Stylish descent into darkness
WAITING FOR SUNRISE
BY WILLIAM BOYD
Bloomsbury, £18.99
****
Boyd is that rare breed of storyteller who manages to write books that are both thematically rich – nuanced and historical – and red-bloodedly gripping. The screen has a serious crush on him: his 2002 novel Any Human Heart led to an adaptation freshly garlanded by Baftas, and rumour has it more is on the way.
With Waiting for Sunrise we have another espionage novel, and another Englishman in trouble. English actor turned spy Lysander Rief is in Vienna in the particularly piquant year of 1913. Freud was making novel use of the couch; Klimpt and Schiele the canvas across town and Hitler was pacing around feeling angry.
The climate of psycho-sexual exploration informs Rief’s dramatic trajectory. A disciple of Freud diagnoses him him with “anorgasma” – an inability to carry through the sexual act to its end. Rief’s troubling flaw, we learn, is rooted in a childhood trauma. The cure comes along in the form of a sculptress called Hettie Bull – they engage in a luscious affair that frees all sexual oppression, but carries with it a sting when she accuses him of raping her.
The British embassy in Vienna gets him out of his legal pickle but extracts payment in the form of future service to the British government. Which, when war breaks out not long after, leaves Rief at the War Office, in a sticky situation, followed by a tragic one.
The title refers to several occasions in which a distressed Rief is waiting for sunrise. The metaphor is one of yearned-for enlightenment – this is a man who has fallen into darkness.
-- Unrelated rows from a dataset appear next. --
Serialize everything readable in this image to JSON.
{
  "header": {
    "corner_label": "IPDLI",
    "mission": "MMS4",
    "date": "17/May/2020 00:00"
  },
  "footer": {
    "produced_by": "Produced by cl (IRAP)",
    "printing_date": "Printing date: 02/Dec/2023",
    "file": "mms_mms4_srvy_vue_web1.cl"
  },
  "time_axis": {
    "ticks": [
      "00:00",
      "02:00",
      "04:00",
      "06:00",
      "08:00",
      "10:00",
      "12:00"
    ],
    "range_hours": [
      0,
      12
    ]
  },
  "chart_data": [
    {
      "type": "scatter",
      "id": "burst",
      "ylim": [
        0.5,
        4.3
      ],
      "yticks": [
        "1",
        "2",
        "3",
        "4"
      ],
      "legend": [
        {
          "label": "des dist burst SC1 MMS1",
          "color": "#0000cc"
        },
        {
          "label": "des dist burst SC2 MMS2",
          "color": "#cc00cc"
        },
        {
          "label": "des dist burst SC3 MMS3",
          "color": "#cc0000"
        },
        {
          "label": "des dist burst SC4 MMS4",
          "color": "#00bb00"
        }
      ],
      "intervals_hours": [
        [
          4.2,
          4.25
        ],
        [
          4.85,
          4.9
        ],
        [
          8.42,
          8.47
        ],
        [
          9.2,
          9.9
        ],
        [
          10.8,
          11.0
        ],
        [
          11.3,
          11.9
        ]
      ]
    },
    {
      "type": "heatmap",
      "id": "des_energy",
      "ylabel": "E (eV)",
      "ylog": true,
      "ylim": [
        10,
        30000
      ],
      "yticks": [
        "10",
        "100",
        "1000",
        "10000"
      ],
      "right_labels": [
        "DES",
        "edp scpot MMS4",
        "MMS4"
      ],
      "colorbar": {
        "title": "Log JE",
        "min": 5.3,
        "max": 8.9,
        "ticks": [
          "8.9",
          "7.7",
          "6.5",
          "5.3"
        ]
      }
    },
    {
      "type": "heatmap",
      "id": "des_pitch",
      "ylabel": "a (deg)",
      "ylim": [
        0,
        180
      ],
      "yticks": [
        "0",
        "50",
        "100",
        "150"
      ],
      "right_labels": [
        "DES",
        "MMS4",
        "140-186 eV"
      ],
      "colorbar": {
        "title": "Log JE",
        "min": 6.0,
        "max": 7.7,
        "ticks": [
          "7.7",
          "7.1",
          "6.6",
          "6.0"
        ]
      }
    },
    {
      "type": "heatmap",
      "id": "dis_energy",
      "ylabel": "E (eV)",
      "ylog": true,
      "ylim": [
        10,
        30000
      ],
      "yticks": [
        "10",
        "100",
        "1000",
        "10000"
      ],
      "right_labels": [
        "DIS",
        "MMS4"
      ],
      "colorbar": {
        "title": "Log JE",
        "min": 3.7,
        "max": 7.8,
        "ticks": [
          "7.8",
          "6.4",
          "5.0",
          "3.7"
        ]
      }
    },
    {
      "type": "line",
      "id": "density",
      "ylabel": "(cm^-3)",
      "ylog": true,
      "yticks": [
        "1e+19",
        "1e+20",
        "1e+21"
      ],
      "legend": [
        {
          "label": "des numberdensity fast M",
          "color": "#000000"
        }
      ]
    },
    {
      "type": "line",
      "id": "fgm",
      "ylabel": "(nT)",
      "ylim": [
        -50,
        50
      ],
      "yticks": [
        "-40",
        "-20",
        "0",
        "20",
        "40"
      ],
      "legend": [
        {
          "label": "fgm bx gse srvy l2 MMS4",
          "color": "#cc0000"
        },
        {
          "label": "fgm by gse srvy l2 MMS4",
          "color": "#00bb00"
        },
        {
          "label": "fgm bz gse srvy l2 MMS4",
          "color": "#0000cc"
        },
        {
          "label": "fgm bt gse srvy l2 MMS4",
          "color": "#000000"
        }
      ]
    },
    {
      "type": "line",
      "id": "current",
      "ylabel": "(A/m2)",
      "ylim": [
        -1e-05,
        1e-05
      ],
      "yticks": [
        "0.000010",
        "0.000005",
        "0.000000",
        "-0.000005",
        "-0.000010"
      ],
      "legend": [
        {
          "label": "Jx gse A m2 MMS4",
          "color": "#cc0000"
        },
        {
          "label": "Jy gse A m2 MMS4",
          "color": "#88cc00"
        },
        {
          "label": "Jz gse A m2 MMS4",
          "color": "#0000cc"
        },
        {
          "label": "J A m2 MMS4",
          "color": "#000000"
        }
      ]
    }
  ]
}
Thanks to Boyd’s skill, following him trying to step out of it is a pleasure.
KIND OF CRUEL
BY SOPHIE HANNAH
Hodder, £12.99
****
A new thriller by former poet Hannah is always an occasion for lip-smacking anticipation. And, unlike with other examples of the genre, these are well-written, psychologically probing works – almost literary (but not quite).
Amber Hewerdine, a forty-something woman with two kids and a caustic wit, is exhausted. She hasn’t been able to sleep properly for a year and a half – since an arson attack that killed her best friend.
Desperate, she goes to visit at hypnotherapist, who guides her back to the painful mystery of her youth, when her whole family disappeared one Christmas morning, then reappeared the next day, refusing to explain what happened, or ever speak of it again.
Suddenly Amber blurts out: “Kind, cruel, kind of cruel”, but has no idea what the words mean, only that she has read them somewhere. Two hours after uttering the words, she is arrested for the murder of a woman she has never met.
Her memory holds the secret to the events of that Christmas, the murder and her own happiness – but how can she unlock it? This is a bold and clever play on the force of the subconscious, with a vigorous characterisation of Amber, a genuinely substantive character, at the heart of it. It’s chilling without the usual fireworks of violence and police chases – and better for it.
RECIPE FOR LOVE
BY KATIE FFORDE
Century, £16.99
**
Katie Fforde is a staple of the chick lit world and a regular on the Sunday Times best-seller list for her cotton-candy stories of love, the countryside and – in this case – the world of cooking competitions. Her ultra-girly heroines do always get their man, which is nice.
Here, Zoe Harper wins a place on a televised cookery programme (every girl’s dream) and finds herself in a bit too deep in rich blue cheese sauce. There’s the problem of her terrifyingly devious competitor Cher, but the main source of tension arises from the terrible crush she has developed on one of the judges, Gideon Irving. Will Zoe win the competition or will Gideon prove her downfall? Just what Zoe will do for love, and cakes, is where the answer lies.